Quem acredita nos falsos defensores da livre imprensa deve tomar em consideração esta e outras manifestações do cerco à modesta imprensa alternativa no país e no mundo.
Por que Outras Palavras está fora do ar
Rede criminosa que pratica golpes via internet derruba sites que a denunciam. Polícia Federal não age; mídia comercial está silenciosa
Desde a noite de terça-feira (12/3), os sites do projeto Outras Palavras estão sofrendo o terceiro ataque, em oito meses. Estão fora do ar a revista (www.outraspalavras.net), o espaço Outras Mídias (ponto.outraspalavras.net) e o blog da redação (rede.outraspalavras.net/pontodecultura). Ao contrário dos episódios anteriores, desta vez há indícios muito claros sobre a identidade dos agressores – que estão atingindo diversos outros pontos da internet, há mais de uma semana. Mas, paradoxalmente, parece mais difícil enfrentá-los – porque os órgãos que deveriam garantir a segurança do ciberespaço não agem e a mídia comercial calou-se.

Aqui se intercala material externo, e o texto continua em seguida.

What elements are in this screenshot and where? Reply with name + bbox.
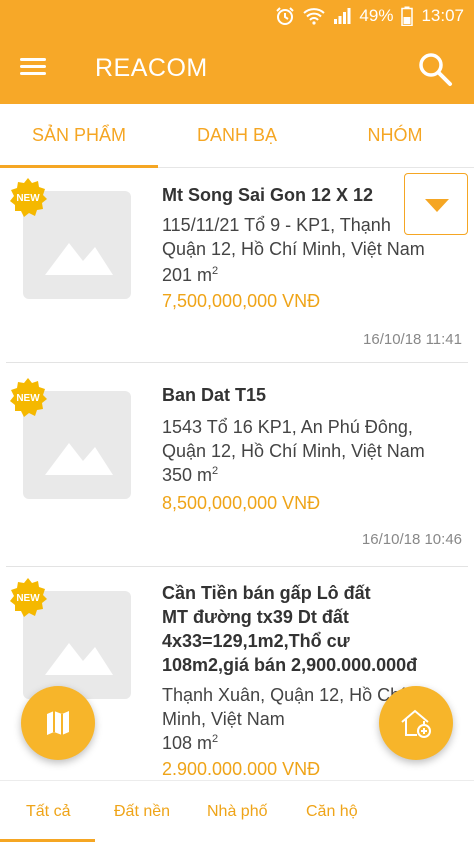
- listing-date: 16/10/18 11:41: [363, 331, 462, 348]
- listing-area-value: 201 m: [162, 265, 213, 285]
- menu-icon: [20, 58, 54, 75]
- battery-icon: [401, 6, 414, 26]
- app-screen: 49% 13:07 REACOM SẢN PHẨM DANH BẠ NHÓM N…: [0, 0, 474, 842]
- tab-nhom[interactable]: NHÓM: [316, 104, 474, 167]
- search-button[interactable]: [416, 50, 454, 88]
- listing-title: Ban Dat T15: [162, 385, 267, 405]
- new-badge-label: NEW: [16, 393, 40, 404]
- bottom-tab-tat-ca[interactable]: Tất cả: [26, 803, 70, 821]
- map-fab-button[interactable]: [21, 686, 95, 760]
- add-home-fab-button[interactable]: [379, 686, 453, 760]
- listing-item[interactable]: NEW Ban Dat T15 1543 Tổ 16 KP1, An Phú Đ…: [0, 363, 474, 567]
- tab-bar: SẢN PHẨM DANH BẠ NHÓM: [0, 104, 474, 168]
- battery-percent: 49%: [359, 6, 394, 25]
- listing-area-value: 108 m: [162, 733, 213, 753]
- listing-address-line2: Quận 12, Hồ Chí Minh, Việt Nam: [162, 441, 425, 461]
- listing-price: 2.900.000.000 VNĐ: [162, 759, 321, 779]
- status-icons: 49% 13:07: [275, 6, 464, 26]
- tab-san-pham[interactable]: SẢN PHẨM: [0, 104, 158, 168]
- listing-address-line2: Quận 12, Hồ Chí Minh, Việt Nam: [162, 239, 425, 259]
- menu-button[interactable]: [20, 54, 54, 84]
- signal-icon: [333, 7, 351, 25]
- new-badge: NEW: [10, 178, 47, 217]
- listing-title-line3: 4x33=129,1m2,Thổ cư: [162, 631, 350, 651]
- bottom-tab-nha-pho[interactable]: Nhà phố: [207, 803, 268, 821]
- bottom-nav: Tất cả Đất nền Nhà phố Căn hộ: [0, 780, 474, 842]
- app-bar: REACOM: [0, 34, 474, 104]
- status-bar: 49% 13:07: [0, 0, 474, 34]
- listing-title-line1: Cần Tiền bán gấp Lô đất: [162, 583, 371, 603]
- dropdown-toggle-button[interactable]: [404, 173, 468, 235]
- listing-area-unit: 2: [212, 265, 219, 277]
- new-badge-label: NEW: [16, 193, 40, 204]
- bottom-tab-can-ho[interactable]: Căn hộ: [306, 803, 358, 821]
- add-home-icon: [401, 709, 431, 738]
- new-badge-label: NEW: [16, 593, 40, 604]
- listing-address-line2: Minh, Việt Nam: [162, 709, 285, 729]
- alarm-icon: [275, 6, 295, 26]
- listing-title-line2: MT đường tx39 Dt đất: [162, 607, 349, 627]
- listing-address-line1: 115/11/21 Tổ 9 - KP1, Thạnh: [162, 215, 391, 235]
- listing-item[interactable]: NEW Mt Song Sai Gon 12 X 12 115/11/21 Tổ…: [0, 169, 474, 363]
- map-icon: [47, 711, 69, 735]
- search-icon: [419, 53, 452, 86]
- tab-danh-ba[interactable]: DANH BẠ: [158, 104, 316, 167]
- listing-area: 201 m2: [162, 265, 218, 286]
- listing-title: Mt Song Sai Gon 12 X 12: [162, 185, 374, 205]
- bottom-tab-dat-nen[interactable]: Đất nền: [114, 803, 170, 821]
- app-title: REACOM: [95, 54, 208, 82]
- listing-date: 16/10/18 10:46: [361, 531, 462, 548]
- listing-area: 350 m2: [162, 465, 218, 486]
- listing-area-unit: 2: [212, 733, 219, 745]
- wifi-icon: [303, 7, 326, 25]
- listing-price: 7,500,000,000 VNĐ: [162, 291, 321, 311]
- listing-area: 108 m2: [162, 733, 218, 754]
- new-badge: NEW: [10, 578, 47, 617]
- listing-address-line1: 1543 Tổ 16 KP1, An Phú Đông,: [162, 417, 413, 437]
- listing-area-unit: 2: [212, 465, 219, 477]
- listing-price: 8,500,000,000 VNĐ: [162, 493, 321, 513]
- new-badge: NEW: [10, 378, 47, 417]
- listing-area-value: 350 m: [162, 465, 213, 485]
- listing-title-line4: 108m2,giá bán 2,900.000.000đ: [162, 655, 418, 675]
- listing-address-line1: Thạnh Xuân, Quận 12, Hồ Chí: [162, 685, 406, 705]
- clock-time: 13:07: [421, 6, 464, 25]
- caret-down-icon: [425, 199, 449, 212]
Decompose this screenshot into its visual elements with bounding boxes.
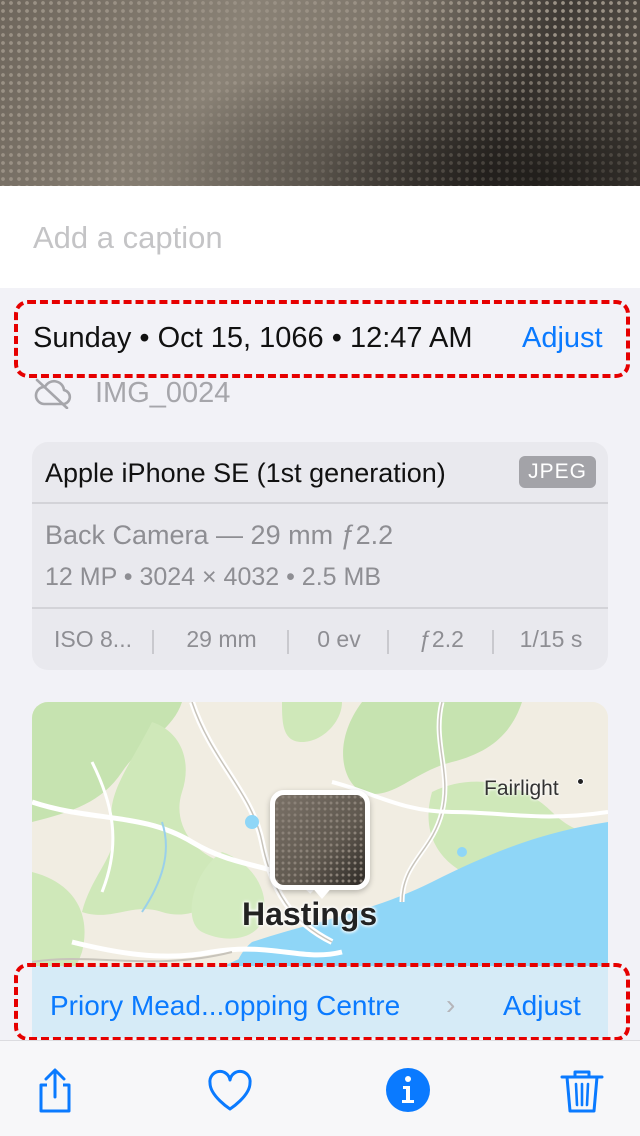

O ataque contra nós começou por volta da meia-noite de ontem, depois de reproduzirmos, em Outras Mídias, um post do blog de Luís Nassif, comemorando (certamente antes da hora...) o início do desbaratamento da rede criminosa TelexFree, que aplica golpes pela internet. Horas mais tarde, o servidor que nos hospeda passou a receber um volume absurdo de solicitações de acesso, que consumiu memória vinte vezes superior à disponível e o derrubou. Programado para reiniciar automaticamente, sempre que isso acontece, ele vem sendo derrubado inúmeras vezes, desde então. O resultado prático é que cerca de 95% das tentativas de acessá-lo resultam em erro; e atualizá-lo torna-se impossível, por exigir uma série de operações em sequência ininterrupta.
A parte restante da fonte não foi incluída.